Das Wichtigste auf einen Blick

Nicht-medikamentöse Maßnahmen sind ein wichtiger Teil der SMA-Therapie und ergänzen die medikamentöse Behandlung. Dazu zählen u. a. Physio-, Ergo-, Atemphysiotherapie, Logopädie und bei Bedarf psychotherapeutische Unterstützung. Ziel ist es, Selbstständigkeit, Beweglichkeit und Teilhabe im Alltag zu erhalten und Folgeprobleme möglichst zu vermeiden. Wenn Du komplementäre Methoden nutzen möchtest, stimme das unbedingt mit Deinem Behandlungsteam ab, um Wechselwirkungen zu vermeiden. 

01 Physiotherapie

Wofür ist Physiotherapie bei Spinaler Muskelatrophie wichtig?

Physiotherapie ist eine der wichtigsten unterstützenden Maßnahmen bei SMA und verfolgt mehrere Ziele (siehe Abb. 1). 1 , 2
Sie hilft dabei:

  • Beweglichkeit möglichst lange zu erhalten
  • Muskeln gezielt zu aktivieren
  • Schmerzen vorzubeugen
  • Folgeprobleme wie Kontrakturen zu vermeiden
  • den Alltag zu erleichtern

Die Therapie wird individuell angepasst – je nachdem, wie stark die Muskeln betroffen sind und welche Ziele Du oder Dein Kind habt. Wichtig zu wissen: Es gibt keinen „Standardplan“. Entscheidend ist, was im Alltag wirklich hilft. Die Maßnahmen orientieren sich am aktuellen Befund sowie an den individuellen Bedürfnissen und Lebensumständen der betroffenen Person. 2

03 Ergotherapie

Wie hilft Ergotherapie bei SMA im Alltag konkret?
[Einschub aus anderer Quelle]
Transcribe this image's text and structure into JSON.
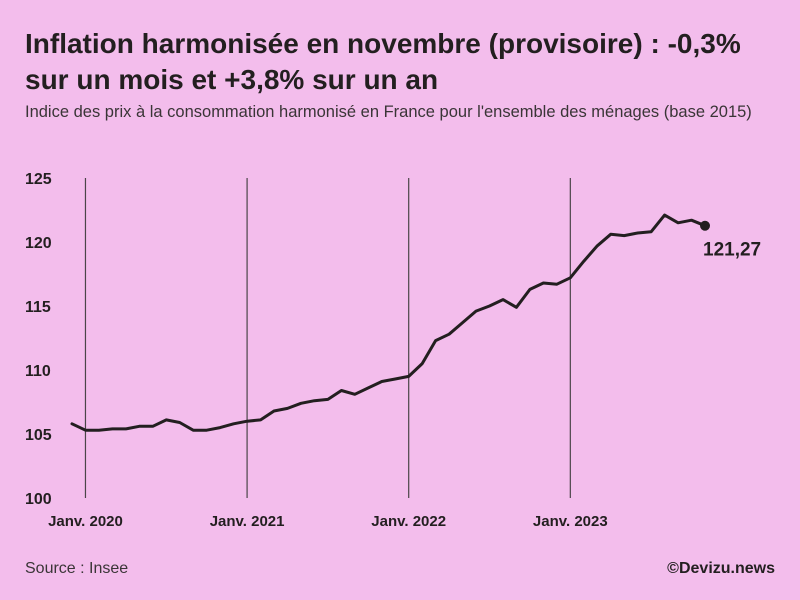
{
  "title": "Inflation harmonisée en novembre (provisoire) : -0,3% sur un mois et +3,8% sur un an",
  "subtitle": "Indice des prix à la consommation harmonisé en France pour l'ensemble des ménages (base 2015)",
  "source": "Source : Insee",
  "credit": "©Devizu.news",
  "colors": {
    "background": "#f3bdec",
    "line": "#231f20",
    "gridline": "#4a4548"
  },
  "chart_data": {
    "type": "line",
    "ylim": [
      100,
      125
    ],
    "yticks": [
      {
        "value": 100,
        "label": "100"
      },
      {
        "value": 105,
        "label": "105"
      },
      {
        "value": 110,
        "label": "110"
      },
      {
        "value": 115,
        "label": "115"
      },
      {
        "value": 120,
        "label": "120"
      },
      {
        "value": 125,
        "label": "125"
      }
    ],
    "xticks": [
      {
        "x": "2020-01",
        "label": "Janv. 2020"
      },
      {
        "x": "2021-01",
        "label": "Janv. 2021"
      },
      {
        "x": "2022-01",
        "label": "Janv. 2022"
      },
      {
        "x": "2023-01",
        "label": "Janv. 2023"
      }
    ],
    "x_range": [
      "2019-12",
      "2023-11"
    ],
    "vertical_gridlines": true,
    "end_label": "121,27",
    "series": [
      {
        "x": [
          "2019-12",
          "2020-01",
          "2020-02",
          "2020-03",
          "2020-04",
          "2020-05",
          "2020-06",
          "2020-07",
          "2020-08",
          "2020-09",
          "2020-10",
          "2020-11",
          "2020-12",
          "2021-01",
          "2021-02",
          "2021-03",
          "2021-04",
          "2021-05",
          "2021-06",
          "2021-07",
          "2021-08",
          "2021-09",
          "2021-10",
          "2021-11",
          "2021-12",
          "2022-01",
          "2022-02",
          "2022-03",
          "2022-04",
          "2022-05",
          "2022-06",
          "2022-07",
          "2022-08",
          "2022-09",
          "2022-10",
          "2022-11",
          "2022-12",
          "2023-01",
          "2023-02",
          "2023-03",
          "2023-04",
          "2023-05",
          "2023-06",
          "2023-07",
          "2023-08",
          "2023-09",
          "2023-10",
          "2023-11"
        ],
        "values": [
          105.8,
          105.3,
          105.3,
          105.4,
          105.4,
          105.6,
          105.6,
          106.1,
          105.9,
          105.3,
          105.3,
          105.5,
          105.8,
          106.0,
          106.1,
          106.8,
          107.0,
          107.4,
          107.6,
          107.7,
          108.4,
          108.1,
          108.6,
          109.1,
          109.3,
          109.5,
          110.5,
          112.3,
          112.8,
          113.7,
          114.6,
          115.0,
          115.5,
          114.9,
          116.3,
          116.8,
          116.7,
          117.2,
          118.5,
          119.7,
          120.6,
          120.5,
          120.7,
          120.8,
          122.1,
          121.5,
          121.7,
          121.27
        ]
      }
    ]
  }
}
Ergotherapie unterstützt Menschen mit SMA dabei, alltägliche Aktivitäten möglichst selbstständig zu bewältigen. Ziel ist es, vorhandene Fähigkeiten so lange wie möglich zu erhalten und sinnvoll im Alltag einzusetzen.
Die Therapie ist alltagsnah gestaltet und orientiert sich an den individuellen Bedürfnissen. Dabei kann es auch Überschneidungen mit Physiotherapie oder Logopädie geben, da viele Fähigkeiten im Alltag zusammenhängen. 3 Je nach Bedarf kommen unterschiedliche Maßnahmen zum Einsatz, die individuell angepasst werden. Auch Angehörige werden häufig einbezogen und angeleitet, damit sie im Alltag bestmöglich unterstützen können.

Typische Ziele sind:

  • selbstständiges Anziehen
  • Essen und Trinken
  • Schreiben oder Arbeiten
  • Nutzung von Hilfsmitteln

Die Inhalte der Ergotherapie werden gemeinsam festgelegt: Betroffene, Angehörige und Therapeutinnen oder Therapeuten entscheiden zusammen, welche Ziele im Alltag im Vordergrund stehen. 3

Beispiele aus dem Alltag:

  • Anpassung von Möbeln, Wohnumfeld, Schulplatz oder Arbeitsplatz
  • Auswahl und Nutzung von Hilfsmitteln
  • Strategien, um Energie besser einzuteilen
  • Umgang mit persönlichen Belastungsgrenzen
04 Logopädie

Wann kann Logopädie bei Spinaler Muskelatrophie sinnvoll sein?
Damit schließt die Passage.